Arco iris blanco

Cada año, al concluir el ciclo escolar, llega el anhelado momento de emprender nuestra aventura hacia las imponentes montañas en compania de mis padres. Nuestro destino es una cabaña familiar que ha resistido el paso de más de un siglo, testigo silencioso de generaciones de historias y tradiciones.

El ascenso es un desafío que pone a prueba nuestra resistencia. Con mochilas pesadas y el corazón lleno de expectativas, nos adentramos en senderos serpenteantes que se elevan entre la vegetación agreste. El aire se vuelve más fino con cada paso, y nuestras piernas protestan ante el esfuerzo continuo. A medida que avanzamos, el paisaje se transforma: los pueblos quedan atrás y la naturaleza nos rodea con su majestuosidad.

Tras horas de caminata, con el estómago vacío y los músculos exhaustos, divisamos por fin nuestra meta. El sol comienza a ocultarse, pintando el cielo de tonos naranjas y púrpuras, cuando a lo lejos escuchamos los ladridos de los perros. A un kilómetro de la choza, los fieles perros de mis tías nos reciben con un entusiasmo contagioso, saltando y moviendo sus colas como si comprendieran la importancia de nuestro regreso anual.

El último tramo del viaje nos enfrenta al desafío del río. Con cuidado, saltamos de piedra en piedra, equilibrando nuestro peso y el de nuestras pertenencias. El agua cristalina corre veloz bajo nuestros pies, su murmullo una melodía constante que nos acompaña hasta la orilla opuesta.

Por fin, la cabaña emerge ante nosotros, una silueta reconfortante envuelta en una suave neblina de humo. Descargamos nuestras pertenencias de los pacientes caballos que nos han acompañado en el tramo final. El aroma a leña y hierbas nos envuelve mientras cruzamos el umbral, donde nos esperan los abrazos cálidos de familiares que han llegado antes.

Tras los saludos, nos reunimos alrededor del fogón. El mate de t’aya, una hierba típica de las alturas andinas, circula entre nosotros, su sabor intenso y reconfortante alivia el cansancio del viaje. Nos recostamos sobre suaves pieles de oveja, dejando que nuestros cuerpos se relajen al calor del fuego.

La tranquilidad de la noche se ve interrumpida cuando Raúl, uno de los jóvenes del grupo, sale abruptamente de la cabaña. Su voz, cargada de asombro y temor, rompe el silencio: «¿Qué es esto? ¡Imataq kairi, imataq kairi! ¡Imataq karpanri!». Regresa precipitadamente, sus ojos abiertos de par en par, gritando: «¡Yuraq kuychi, yuraq kuychi!».

La cabaña se llena de agitación. Todos quieren salir para ver esta entidad misteriosa, pero el anciano del grupo, con voz grave y autoritaria, advierte: «Nadie salga, si lo hacen, morirán. Si desean ver, hagan un agujero en el techo de paja y miren desde aquí».

Los adultos, respetando la sabiduría del anciano, observan primero. Sus rostros reflejan una mezcla de asombro y reverencia, permaneciendo en un silencio casi sagrado. La curiosidad me vence y, con cuidado, hago mi propio agujero en el techo.

Lo que veo me deja sin aliento: una entidad de un blanco intenso y vibrante se eleva hacia el cielo nocturno como un arcoíris etéreo. Su forma ondula y se estira, descendiendo al otro lado de la montaña en un espectáculo hipnótico. El fenómeno parece durar una eternidad y a la vez un instante.

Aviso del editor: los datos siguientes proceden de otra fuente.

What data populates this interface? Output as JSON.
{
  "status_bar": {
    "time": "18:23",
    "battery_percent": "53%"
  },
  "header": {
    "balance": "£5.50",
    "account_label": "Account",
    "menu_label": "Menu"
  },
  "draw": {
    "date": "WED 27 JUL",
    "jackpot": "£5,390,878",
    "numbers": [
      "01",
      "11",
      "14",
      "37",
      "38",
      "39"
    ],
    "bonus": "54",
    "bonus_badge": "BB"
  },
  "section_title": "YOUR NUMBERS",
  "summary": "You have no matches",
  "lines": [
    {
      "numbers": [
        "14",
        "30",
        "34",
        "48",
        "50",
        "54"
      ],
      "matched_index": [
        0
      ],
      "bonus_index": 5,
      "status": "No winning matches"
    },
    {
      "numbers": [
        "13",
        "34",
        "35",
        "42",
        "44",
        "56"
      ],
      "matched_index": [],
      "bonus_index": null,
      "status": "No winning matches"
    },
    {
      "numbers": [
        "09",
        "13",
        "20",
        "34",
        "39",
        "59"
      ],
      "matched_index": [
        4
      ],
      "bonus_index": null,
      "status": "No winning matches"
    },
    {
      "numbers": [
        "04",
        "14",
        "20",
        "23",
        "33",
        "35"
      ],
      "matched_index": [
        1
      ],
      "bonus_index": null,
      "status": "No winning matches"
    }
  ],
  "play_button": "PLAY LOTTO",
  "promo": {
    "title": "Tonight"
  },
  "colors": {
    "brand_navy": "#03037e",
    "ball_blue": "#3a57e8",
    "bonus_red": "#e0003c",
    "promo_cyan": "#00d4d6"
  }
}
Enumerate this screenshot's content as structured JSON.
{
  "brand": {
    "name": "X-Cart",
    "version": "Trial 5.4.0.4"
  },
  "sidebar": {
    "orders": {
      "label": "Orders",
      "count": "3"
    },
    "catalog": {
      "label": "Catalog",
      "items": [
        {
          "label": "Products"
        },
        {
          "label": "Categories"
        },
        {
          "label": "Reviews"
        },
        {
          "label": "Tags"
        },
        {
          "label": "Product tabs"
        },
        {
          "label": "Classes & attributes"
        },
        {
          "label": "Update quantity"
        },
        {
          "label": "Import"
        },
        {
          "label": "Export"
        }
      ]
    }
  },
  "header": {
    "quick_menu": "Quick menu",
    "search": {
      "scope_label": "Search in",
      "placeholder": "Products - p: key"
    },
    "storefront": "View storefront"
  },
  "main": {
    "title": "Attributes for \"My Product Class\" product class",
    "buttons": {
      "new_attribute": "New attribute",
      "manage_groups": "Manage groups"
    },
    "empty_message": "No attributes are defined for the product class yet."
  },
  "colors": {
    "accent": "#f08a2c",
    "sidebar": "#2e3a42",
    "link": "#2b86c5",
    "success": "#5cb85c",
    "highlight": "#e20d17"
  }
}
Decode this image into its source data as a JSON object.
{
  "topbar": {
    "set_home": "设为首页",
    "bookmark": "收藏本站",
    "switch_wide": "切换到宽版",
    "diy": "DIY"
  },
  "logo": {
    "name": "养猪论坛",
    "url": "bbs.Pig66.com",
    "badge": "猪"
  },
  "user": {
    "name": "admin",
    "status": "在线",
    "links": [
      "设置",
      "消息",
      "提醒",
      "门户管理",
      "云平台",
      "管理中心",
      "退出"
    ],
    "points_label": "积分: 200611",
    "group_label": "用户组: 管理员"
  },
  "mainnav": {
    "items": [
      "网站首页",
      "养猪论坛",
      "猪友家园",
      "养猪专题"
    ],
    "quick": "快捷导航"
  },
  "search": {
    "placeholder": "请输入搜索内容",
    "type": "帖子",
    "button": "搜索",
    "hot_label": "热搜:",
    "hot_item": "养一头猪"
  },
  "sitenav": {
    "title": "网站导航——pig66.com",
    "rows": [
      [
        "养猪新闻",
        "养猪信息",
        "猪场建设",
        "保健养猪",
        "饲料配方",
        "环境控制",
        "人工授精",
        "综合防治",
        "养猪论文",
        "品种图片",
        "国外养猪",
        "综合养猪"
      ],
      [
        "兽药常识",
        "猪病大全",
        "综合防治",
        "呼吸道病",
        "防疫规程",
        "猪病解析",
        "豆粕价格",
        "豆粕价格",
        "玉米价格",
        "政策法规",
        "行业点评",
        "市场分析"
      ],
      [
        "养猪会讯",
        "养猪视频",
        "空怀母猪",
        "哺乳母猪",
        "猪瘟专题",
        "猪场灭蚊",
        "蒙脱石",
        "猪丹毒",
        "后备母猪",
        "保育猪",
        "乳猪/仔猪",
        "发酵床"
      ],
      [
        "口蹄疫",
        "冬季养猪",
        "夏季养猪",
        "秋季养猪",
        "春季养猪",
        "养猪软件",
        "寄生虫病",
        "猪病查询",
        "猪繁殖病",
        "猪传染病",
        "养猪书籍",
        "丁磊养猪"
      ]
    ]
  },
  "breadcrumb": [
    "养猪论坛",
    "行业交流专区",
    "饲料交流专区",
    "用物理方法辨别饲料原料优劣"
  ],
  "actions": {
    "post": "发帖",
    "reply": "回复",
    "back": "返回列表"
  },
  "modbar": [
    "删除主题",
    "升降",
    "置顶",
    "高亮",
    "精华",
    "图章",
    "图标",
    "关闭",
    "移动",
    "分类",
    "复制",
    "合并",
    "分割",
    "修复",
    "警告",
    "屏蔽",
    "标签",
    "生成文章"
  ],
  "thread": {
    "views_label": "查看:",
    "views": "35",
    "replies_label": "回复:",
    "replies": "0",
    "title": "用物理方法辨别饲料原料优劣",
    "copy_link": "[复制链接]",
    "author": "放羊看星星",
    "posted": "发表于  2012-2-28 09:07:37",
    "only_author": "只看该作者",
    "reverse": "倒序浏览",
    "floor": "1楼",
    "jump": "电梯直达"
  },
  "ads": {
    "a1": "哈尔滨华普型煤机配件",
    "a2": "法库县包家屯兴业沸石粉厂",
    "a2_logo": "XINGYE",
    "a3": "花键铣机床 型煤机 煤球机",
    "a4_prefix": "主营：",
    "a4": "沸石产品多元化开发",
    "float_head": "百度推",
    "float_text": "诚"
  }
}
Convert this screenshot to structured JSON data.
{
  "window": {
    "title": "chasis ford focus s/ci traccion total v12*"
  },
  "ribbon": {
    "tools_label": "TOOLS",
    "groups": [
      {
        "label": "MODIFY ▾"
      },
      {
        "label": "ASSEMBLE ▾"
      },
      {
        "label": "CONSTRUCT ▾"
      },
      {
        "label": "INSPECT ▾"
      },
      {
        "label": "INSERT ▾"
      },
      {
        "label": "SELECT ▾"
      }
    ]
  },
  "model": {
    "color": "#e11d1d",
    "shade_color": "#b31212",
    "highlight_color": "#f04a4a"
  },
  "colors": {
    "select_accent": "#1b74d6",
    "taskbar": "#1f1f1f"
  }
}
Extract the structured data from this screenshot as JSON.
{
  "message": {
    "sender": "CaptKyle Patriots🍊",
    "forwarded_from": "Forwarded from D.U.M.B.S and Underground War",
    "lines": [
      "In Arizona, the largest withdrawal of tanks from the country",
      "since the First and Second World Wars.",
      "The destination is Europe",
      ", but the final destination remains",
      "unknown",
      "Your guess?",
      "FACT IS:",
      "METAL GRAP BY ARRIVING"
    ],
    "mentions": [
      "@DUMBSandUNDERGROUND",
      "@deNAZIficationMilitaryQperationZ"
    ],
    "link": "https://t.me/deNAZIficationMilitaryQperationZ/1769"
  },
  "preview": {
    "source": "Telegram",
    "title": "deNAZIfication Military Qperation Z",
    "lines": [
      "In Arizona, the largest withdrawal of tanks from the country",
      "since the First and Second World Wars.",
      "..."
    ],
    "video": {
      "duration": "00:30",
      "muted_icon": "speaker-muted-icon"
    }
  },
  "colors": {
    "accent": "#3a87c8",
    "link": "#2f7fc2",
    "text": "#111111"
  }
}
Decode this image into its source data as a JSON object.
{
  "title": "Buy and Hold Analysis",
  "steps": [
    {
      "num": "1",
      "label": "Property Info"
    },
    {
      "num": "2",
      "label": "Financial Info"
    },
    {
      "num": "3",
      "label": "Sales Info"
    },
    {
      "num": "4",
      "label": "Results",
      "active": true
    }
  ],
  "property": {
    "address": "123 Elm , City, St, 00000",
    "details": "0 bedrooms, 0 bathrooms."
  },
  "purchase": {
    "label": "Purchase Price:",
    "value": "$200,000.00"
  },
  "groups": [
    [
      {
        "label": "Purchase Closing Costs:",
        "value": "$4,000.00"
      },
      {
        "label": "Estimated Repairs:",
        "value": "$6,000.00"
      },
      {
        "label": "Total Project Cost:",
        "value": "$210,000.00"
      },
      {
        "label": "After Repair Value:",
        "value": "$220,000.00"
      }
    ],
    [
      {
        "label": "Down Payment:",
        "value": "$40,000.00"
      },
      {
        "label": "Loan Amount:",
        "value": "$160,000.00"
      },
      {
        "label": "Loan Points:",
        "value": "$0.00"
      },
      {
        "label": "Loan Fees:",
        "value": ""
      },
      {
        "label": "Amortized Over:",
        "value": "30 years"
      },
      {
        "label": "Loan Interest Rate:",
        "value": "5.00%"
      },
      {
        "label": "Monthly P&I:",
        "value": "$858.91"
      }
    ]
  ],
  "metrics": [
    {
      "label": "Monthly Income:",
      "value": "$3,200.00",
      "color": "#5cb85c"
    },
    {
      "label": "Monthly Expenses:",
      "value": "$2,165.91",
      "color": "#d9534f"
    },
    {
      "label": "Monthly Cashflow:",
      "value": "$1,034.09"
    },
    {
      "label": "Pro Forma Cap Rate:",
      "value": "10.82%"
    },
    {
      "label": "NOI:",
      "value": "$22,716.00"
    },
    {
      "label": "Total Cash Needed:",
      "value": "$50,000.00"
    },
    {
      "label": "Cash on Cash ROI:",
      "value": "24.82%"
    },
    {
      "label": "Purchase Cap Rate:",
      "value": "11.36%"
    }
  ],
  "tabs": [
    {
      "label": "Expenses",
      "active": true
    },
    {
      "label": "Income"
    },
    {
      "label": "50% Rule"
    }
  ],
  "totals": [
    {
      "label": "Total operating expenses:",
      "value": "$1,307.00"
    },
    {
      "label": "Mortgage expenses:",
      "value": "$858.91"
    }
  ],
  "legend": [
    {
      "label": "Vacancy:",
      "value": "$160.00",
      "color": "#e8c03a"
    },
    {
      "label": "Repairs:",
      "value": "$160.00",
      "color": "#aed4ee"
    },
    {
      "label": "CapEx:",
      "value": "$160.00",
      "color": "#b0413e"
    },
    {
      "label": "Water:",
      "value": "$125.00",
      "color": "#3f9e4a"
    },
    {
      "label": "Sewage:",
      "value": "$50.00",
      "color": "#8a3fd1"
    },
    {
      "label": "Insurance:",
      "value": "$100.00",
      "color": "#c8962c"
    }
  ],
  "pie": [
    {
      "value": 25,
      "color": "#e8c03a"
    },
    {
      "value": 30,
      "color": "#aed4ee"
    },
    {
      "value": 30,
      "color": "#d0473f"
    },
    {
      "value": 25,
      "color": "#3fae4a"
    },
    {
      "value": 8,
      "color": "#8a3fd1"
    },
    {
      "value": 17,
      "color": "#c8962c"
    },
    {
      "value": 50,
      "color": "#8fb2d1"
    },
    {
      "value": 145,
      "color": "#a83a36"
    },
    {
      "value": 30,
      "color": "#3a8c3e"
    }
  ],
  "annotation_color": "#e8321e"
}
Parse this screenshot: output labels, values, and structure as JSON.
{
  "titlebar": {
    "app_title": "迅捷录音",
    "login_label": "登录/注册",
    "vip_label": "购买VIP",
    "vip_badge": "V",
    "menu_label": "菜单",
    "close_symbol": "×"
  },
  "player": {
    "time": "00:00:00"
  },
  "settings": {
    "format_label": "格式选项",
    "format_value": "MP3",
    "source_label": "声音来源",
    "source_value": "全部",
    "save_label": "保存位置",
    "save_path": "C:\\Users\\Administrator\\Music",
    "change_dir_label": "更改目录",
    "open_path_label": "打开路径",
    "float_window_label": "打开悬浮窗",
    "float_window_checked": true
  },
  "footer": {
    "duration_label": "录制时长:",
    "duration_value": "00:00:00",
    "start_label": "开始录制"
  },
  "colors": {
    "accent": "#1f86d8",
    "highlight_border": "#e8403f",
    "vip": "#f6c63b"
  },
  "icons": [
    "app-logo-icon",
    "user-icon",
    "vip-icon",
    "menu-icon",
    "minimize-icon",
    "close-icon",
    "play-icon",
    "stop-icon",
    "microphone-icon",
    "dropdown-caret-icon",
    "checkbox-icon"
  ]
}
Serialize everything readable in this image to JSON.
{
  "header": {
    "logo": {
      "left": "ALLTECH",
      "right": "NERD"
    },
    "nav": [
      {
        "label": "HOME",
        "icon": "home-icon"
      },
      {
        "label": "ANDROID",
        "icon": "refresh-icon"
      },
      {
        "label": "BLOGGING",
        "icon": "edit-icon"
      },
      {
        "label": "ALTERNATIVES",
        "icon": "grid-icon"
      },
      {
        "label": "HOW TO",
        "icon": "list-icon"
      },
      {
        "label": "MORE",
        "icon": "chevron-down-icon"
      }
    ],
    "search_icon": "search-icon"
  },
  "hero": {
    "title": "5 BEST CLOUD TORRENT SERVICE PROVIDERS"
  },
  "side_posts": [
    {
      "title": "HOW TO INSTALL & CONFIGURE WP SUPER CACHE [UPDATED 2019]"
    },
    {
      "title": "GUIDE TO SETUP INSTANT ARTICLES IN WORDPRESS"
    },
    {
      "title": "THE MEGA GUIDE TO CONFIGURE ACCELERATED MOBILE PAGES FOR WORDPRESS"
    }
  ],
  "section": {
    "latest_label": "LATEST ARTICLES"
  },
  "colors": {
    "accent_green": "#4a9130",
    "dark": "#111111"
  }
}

Cuando la aparición se desvanece, los adultos comienzan a discutir en voz baja, tratando de localizar el origen exacto de la entidad. Usan como referencia piedras prominentes, matas de ichu y la posición de las estrellas. Tras un debate acalorado, llegan a un consenso: el Yuraq Kuychi emergió cerca del puquio, un manantial sagrado ubicado junto al río, a unos quinientos metros de nuestra posición.

Meses después del incidente, impulsados por una mezcla de temor y curiosidad, algunos miembros de la familia deciden tomar medidas. Traen gasolina de la ciudad para rociar los alrededores del puquio. Existe la creencia de que esta entidad, al entrar en contacto con elementos ajenos a su mundo natural, huye o se traslada a lugares más recónditos, preservando así su misterio.

Imagen referencial

Las personas que han vivido toda su vida en estas montañas comparten su sabiduría ancestral: el Yuraq Kuychi, dicen, habita en los puquios, lagunas y cascadas, guardianes de los secretos más profundos de los Andes. Aquella noche fue la última vez que lo vimos cerca de nuestra cabaña, pero su leyenda persiste. Se han reportado avistamientos en otros lugares remotos, algunos con desenlaces trágicos para aquellos que se atrevieron a acercarse demasiado.